Determining your organization's Company Context
And how it can help to drive your decisions around ISO certification
May 8, 2024
Background
What is Company Context?
The term “company context” refers to the combination of internal and external factors and conditions that affect an organization’s approach to its operations, strategy, and objectives. It encompasses a wide range of influences that shape and define the environment in which an organization operates, including internal elements within the organization itself and the external forces in the broader environment.
Company Context is a critical component of ISO certification. Describing the organization’s company context is integral to satisfying several ISO standards. While the term is not exclusive to ISO (see ITIL and PMBOK for two examples), it is notably, for our purposes, called out explicitly in ISO 9001 and 27001 (Quality Management and Information Security, respectively).
Because the 9001 and 27001 standards focus on creating management systems, clarifying your organization’s business objectives is critical to proper alignment and ensuring the effectiveness and sustainability of the relevant management system. Without participating in the exercise to define your organization’s context, your efforts in preparing to certify may be inefficient and unfocused.
Driftpin Consultants specializes in evaluating your operations and generating a clear and reliable company context, which will significantly assist your efforts. We offer a free initial review during which we can develop a high level company contact statement, review your updated objectives for ISO certification, as well as a preparatory evaluation that will focus and prioritize all future gap analyses.
In conjunction with the initial gap analysis and a scope statement, a description of the company context will focus and streamline the certification process, no matter which standard you pursue.
Factors that Affect Your Company’s Context
Factors that impact your company’s context can reside inside or outside your company. The evaluation and assessment process may uncover factors that cut across this boundary. By identifying a factor’s primary origin, you can determine where it resides.
Internal Context
The internal context includes organizational elements that impact its performance and strategy. These elements typically encompass:
- Organizational Culture: the set of shared values, beliefs, and norms that define how employees behave and interact within the organization.
- Governance and Structure: This includes the company’s organization, hierarchical structure, decision-making processes, and reporting lines. An organization chart and a RACI are useful here.
- Resources: The availability and distribution of financial, human, technological, and physical resources.
- Capabilities: The competencies and skills of the organization, including knowledge, experience, and technologies.
- Products or Services: The nature of the company’s products or services, including their complexity, lifecycle, and requirements.
- Performance: The maturity and effectiveness of all in-place workflow processes and data flows, as well as Key Performance Indicators (KPI), with records of past performance.
External Context
The external context involves factors outside the organization that may impact its success. These factors include:
- Market Conditions: The current and historical trends, competition, and demand within the company’s industry.

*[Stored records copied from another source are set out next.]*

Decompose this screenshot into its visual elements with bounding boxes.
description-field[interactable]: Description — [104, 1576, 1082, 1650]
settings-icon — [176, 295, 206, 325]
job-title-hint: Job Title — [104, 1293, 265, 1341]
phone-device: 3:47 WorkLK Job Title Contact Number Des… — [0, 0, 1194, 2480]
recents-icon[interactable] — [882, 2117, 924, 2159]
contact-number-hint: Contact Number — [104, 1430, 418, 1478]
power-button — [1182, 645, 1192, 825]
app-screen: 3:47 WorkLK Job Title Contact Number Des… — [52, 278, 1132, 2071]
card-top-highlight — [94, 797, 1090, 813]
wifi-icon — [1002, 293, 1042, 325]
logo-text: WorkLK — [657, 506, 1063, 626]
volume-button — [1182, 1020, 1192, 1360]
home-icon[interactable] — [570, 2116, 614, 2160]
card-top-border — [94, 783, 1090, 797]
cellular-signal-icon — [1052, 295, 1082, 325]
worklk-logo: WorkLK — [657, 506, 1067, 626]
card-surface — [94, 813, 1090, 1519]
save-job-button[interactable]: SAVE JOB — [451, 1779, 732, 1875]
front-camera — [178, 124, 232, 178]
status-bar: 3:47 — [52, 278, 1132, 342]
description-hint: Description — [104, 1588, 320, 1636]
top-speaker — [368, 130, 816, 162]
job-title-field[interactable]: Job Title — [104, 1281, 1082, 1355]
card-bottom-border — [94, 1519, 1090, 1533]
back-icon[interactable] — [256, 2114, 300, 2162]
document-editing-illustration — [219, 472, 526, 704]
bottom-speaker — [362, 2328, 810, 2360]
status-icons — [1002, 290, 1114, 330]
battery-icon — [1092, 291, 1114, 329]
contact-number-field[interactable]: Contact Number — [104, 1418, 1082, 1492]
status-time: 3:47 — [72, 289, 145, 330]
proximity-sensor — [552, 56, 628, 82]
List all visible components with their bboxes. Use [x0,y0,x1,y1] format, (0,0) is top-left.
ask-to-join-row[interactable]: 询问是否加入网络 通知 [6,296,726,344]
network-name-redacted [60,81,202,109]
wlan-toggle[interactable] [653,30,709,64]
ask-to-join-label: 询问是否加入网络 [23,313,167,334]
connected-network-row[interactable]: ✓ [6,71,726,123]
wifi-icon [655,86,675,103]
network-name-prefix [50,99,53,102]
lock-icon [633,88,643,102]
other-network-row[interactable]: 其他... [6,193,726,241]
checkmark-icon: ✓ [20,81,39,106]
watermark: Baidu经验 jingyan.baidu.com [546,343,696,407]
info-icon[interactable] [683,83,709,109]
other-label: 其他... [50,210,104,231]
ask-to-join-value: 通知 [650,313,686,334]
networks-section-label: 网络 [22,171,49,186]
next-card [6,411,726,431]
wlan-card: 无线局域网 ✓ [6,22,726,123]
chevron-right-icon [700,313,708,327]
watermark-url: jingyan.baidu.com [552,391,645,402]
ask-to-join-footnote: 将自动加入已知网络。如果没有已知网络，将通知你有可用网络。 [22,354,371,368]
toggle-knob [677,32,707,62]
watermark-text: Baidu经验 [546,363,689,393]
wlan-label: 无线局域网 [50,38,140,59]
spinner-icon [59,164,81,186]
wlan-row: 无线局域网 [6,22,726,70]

- Economic Environment: The economic trends, such as inflation rates, exchange rates, and economic growth, that may affect operational costs and client spending.
- Social and Cultural Factors: The Societal trends, demographic changes, customer behaviors, and cultural factors that could influence the organization’s operations or market positioning.
- Technological Changes: The advances in technology that could affect product development, operations, competition, or market needs.
- Legal and Regulatory Requirements: The domestic and international laws and regulations that impact how the company (and its clients) must operate, including safety, quality, data integrity, and compliance.
- Environmental Factors: The physical or ecological environment that may affect the organization, including considerations for sustainable operations.
Importance of Understanding Company Context
Understanding your company’s context, which, as shown, includes both internal and external factors, is crucial for strategic planning and risk management. An accurate company context allows an organization to:
- Align Strategic Objectives: Ensure that the organization’s strategy is aligned with its internal capabilities and external market conditions.
- Risk Assessment and Management: Identify risks and opportunities related to external changes and internal capacities.
- Resource Allocation: Optimize resource use by prioritizing critical areas under the current contextual conditions.
- Adaptability and Resilience: Improve responsiveness to external pressures and internal changes, enhancing resilience and adaptability.
- Stakeholder Relationships: Better manage relationships with stakeholders by understanding the broader environment in which the organization operates.
In summary, company context is about recognizing and responding to the full spectrum of internal and external factors that define how an organization can achieve its objectives. This understanding helps tailor strategies that are not only ambitious but also grounded in real-world possibilities and constraints. In the context of ISO 9001 and 27001 certification, the company context provides a framework for defining how to create systems to manage quality and information security.
With an accurate company context—comprising strategic goals, regulatory needs, risk profiles, resource availability, competitive landscape, and technological maturity—Driftpin can provide a comprehensive framework you can use to decide the order of pursuing ISO 9001 and ISO 27001 certifications. Aligning the certification strategy with these contextual factors ensures that the company achieves compliance efficiently and effectively enhances its operational capabilities and market position.